Mechanochemical preparation and application of graphdiyne coupled with CdSe nanoparticles for efficient photocatalytic hydrogen production

Graphdiyne (GDY) has attracted considerable attention as a new two-dimensional (2D) carbon hybrid material because of its good conductivity, adjustable electronic structure, and special elec-tron transfer enhancement properties. GDY has great potential in the field of photocatalytic water splitting for hydrogen evolution, owing to its unique properties. In this study, GDY was successfully prepared by the mechanochemical coupling of precursors C6Br6 and CaC2 using a ball-milling ap-proach. The prepared GDY, especially its microstructure and composition, was well characterized using different techniques such as X-ray diffraction, scanning electron microscopy, transmission electron microscopy, X-ray photoelectron spectroscopy (XPS), Fourier-transform infrared, and Raman characterization techniques. By exploiting the unique two-dimensional (2D) structure and outstanding light absorption properties of GDY, GDY/CdSe 2D/0D heterojunctions were successful-ly established and applied to photocatalytic hydrogen evolution. The hydrogen evolution activity of GDY/CdSe-20, a type of composite material, reached 6470 limol g-1 h-1, which is 461 and 40 times higher than that of GDY and CdSe, respectively.
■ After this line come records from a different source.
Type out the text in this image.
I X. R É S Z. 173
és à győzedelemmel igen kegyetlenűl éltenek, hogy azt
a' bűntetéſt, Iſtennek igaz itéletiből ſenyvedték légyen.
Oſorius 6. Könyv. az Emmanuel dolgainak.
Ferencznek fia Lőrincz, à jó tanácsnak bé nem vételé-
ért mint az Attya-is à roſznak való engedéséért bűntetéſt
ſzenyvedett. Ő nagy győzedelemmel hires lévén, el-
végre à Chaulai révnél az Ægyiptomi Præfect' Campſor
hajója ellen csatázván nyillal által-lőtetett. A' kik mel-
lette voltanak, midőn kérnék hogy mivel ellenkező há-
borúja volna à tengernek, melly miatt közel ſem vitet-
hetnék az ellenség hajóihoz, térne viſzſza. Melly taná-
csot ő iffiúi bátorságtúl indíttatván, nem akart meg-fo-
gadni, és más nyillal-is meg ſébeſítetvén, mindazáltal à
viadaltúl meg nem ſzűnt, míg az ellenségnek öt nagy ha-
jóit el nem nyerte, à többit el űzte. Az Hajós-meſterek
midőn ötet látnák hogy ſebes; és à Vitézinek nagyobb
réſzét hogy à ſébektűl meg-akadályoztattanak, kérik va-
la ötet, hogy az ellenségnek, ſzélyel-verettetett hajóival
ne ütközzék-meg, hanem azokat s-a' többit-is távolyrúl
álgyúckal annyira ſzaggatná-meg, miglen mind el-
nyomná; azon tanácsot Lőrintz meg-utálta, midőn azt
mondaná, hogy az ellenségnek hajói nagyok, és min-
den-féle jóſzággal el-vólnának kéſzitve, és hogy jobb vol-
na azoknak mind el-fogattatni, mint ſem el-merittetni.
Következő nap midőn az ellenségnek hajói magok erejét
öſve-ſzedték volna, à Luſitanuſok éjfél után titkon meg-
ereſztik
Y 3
Moreover, the fine electrical conductivity of GDY enabled rapid and effective transfer of the photogenerated electrons in CdSe into the hydrogen evolution reaction. The transfer path of the photogenerated electrons was studied through XPS with in situ irradiation, and a reasonable mechanism for the hydrogen evolution reaction was proposed. This study provides a feasible approach for the large-scale preparation of GDY and demonstrates the prospects of GDY in the field of photocatalysis.(c) 2022, Dalian Institute of Chemical Physics, Chinese Academy of Sciences. Published by Elsevier B.V. All rights reserved.

Automated summary

Graphdiyne (GDY) is a promising two-dimensional carbon hybrid material with good conductivity and adjustable electronic structure. In this study, GDY was successfully prepared and characterized. By utilizing GDY's unique properties, GDY/CdSe heterojunctions were established and applied to photocatalytic hydrogen evolution, showing significantly enhanced activity compared to GDY and CdSe alone. The study provides a feasible approach for large-scale GDY preparation and demonstrates its potential in photocatalysis.